Le monde dans lequel nous évoluons n’a de cesse que d’étouffer ce qui est beau. Il n’y a que combats et souffrances, malheurs et mort. J’en ai été moi-même l’artisan. J’aspire à la rédemption. Est-il possible d’effacer les images qui me hantent chaque nuit. Celles d’hommes et de femmes effrayés, hurlant de sentir leurs corps se transformer peu à peu en pierre. Bien sûr, la transformation est d’abord en surface, la peau devient dure. Puis les muscles se crispent jusqu’à se figer définitivement dans une pose qui sera éternelle.

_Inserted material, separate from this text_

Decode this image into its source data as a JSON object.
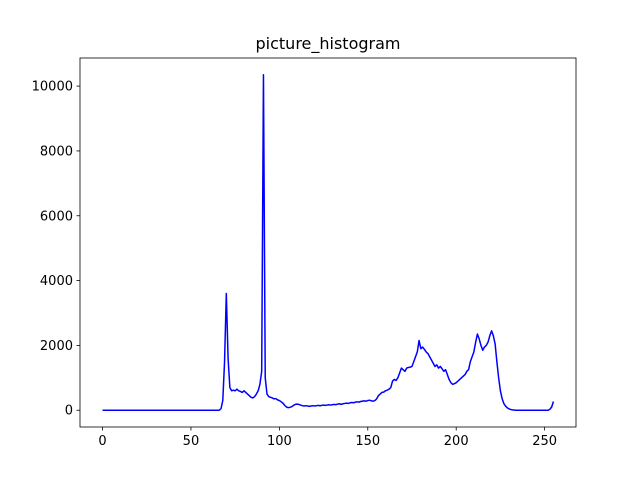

Je me rappelle ce que j’ai ressentit quand Eli a retourné le souffle pestilentiel. La forme reptilienne n’a pas échappé à la malédiction. Mais quand mon corps humain a repris forme, j’étais prisonnier d’un cocon de pierre. Quand on y pense, je leur dois la vie. Ils auraient pu me laisser moisir dans ce linceul granitique. Le basilic n’aurait pas eu cette pitié. Alors, tout à fait entre nous, pourquoi ne les aiderais-je pas ?
« Tu ne devrais pas être là. Ton objectif t'es à jamais refusé car tu ne peux diviser ce qui n'est qu'un ».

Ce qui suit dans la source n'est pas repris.